TTB’nin uyarılarını dikkate almak bir yana, ona savaş açan hükümet, sağlık emekçilerini korumak için en ufak bir adım atmadı. Boş ve bol nutuk, ama pratik hiçbir önlem yok! Sadece sağılık emekçilerini değil. Toplumun sağılığını korumak adına atılan bir adım da yok. İşin başından beri salgına karşı adı konulmamış “sürü bağışıklığı” uyguluyor hükümet. Ne önlem alıyor, ne sağlık alanını güçlendiriyor. Koruyucu sağlık hizmetine ayrılan tüm para epi topu 19 milyar TL.
Her gün salgına kurban veriyor sağlık emekçileri. Salgın korkunç bir hızla yayılıyor. Resmi rakamlar bile, itiraf edilmiş haliyle gerçeklerin gizlendiği bu rakamlar bile ağır bir tabloya işaret ediyor. İstanbul için alarm zilleri çalıyor resmi yetkililer. Hiçbir önlem almıyorlar, salgının önünü kesmek doğrultusunda hiçbir adım atmıyorlar. Bütün bir salgın döneminde fabrikalar, OSB’ler açık tutuldu. İşçiler arasında salgın hızla yayılıyor. Tüm bu ağır tabloda sağlık işçilerini koruyacak hemen hiçbir yatırım ve önlem yok. Sağlık işçileri tamamen tükendi. Fiziksel ve psikolojik olarak tükendi. Ve hükümet fiziksel koşulları düzeltmek yerine sağlık çalışanlarına askeri düzen getiriyor!

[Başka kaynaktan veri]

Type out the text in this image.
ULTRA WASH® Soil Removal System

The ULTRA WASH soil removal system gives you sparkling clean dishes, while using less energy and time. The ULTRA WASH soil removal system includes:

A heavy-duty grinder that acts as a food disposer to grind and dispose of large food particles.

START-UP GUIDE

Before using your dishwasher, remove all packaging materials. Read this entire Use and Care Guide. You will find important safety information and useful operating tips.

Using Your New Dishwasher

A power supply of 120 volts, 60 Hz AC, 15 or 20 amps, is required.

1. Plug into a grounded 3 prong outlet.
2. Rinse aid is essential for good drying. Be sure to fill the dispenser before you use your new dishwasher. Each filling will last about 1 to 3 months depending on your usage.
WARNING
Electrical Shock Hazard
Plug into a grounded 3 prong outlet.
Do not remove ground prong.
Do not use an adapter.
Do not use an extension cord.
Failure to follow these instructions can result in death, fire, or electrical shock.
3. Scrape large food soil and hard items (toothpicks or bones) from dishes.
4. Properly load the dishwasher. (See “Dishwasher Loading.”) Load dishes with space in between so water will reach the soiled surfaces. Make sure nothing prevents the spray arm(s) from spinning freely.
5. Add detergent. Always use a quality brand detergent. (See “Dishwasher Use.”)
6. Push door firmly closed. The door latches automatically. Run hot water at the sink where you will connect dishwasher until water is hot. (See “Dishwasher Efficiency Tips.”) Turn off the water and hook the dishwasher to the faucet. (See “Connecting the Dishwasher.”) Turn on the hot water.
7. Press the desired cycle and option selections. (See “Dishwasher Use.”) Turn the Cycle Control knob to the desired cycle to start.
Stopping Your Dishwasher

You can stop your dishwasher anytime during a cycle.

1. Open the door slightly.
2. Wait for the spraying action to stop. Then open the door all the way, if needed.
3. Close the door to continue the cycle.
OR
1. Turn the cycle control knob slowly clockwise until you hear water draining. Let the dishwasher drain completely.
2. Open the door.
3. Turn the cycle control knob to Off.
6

Ama pandemi ile fedakarca mücadele eden sağlık emekçileri, hükümetin bu zorbalığına karşı haykırıyor: “Pandemiyi yanlış yönettiniz. Pandemi hastanelere gerek kalmadan epidemiyolojinin gerekleri doğrultusunda enfeksiyon zinciri birinci basamakta kırılarak pekala kontrol altına alınabilirdi. Siz hastanelere yığılmalara, sağlık personelinin yorulmasına, tükenmişliğe sürüklenmesine sebep oldunuz. Şimdi yükümüz daha da arttı, sağlıkçıları dönüşümlü çalıştıracak şekilde gerektiğinde izin kullanmalarını teşvik edeceğinize, zorla çalıştırmaya kalkıyorsunuz. Yasaklamalar ile bizi daha fazla tüketiyorsunuz. Çalışma koşullarının acilen düzeltilmesi ve sağlık çalışanlarının korunması yetkililerinin sorumluluğu ve görevidir. Bizler izin, istifa, emeklilik haklarımızdan vazgeçmiyoruz, vazgeçmeyeceğiz! Bunun için Türk Tabipleri Birliği ve sağlık emek örgütleri ile birlikte sağlık çalışanlarının hakları için sonuna kadar mücadele edeceğiz.”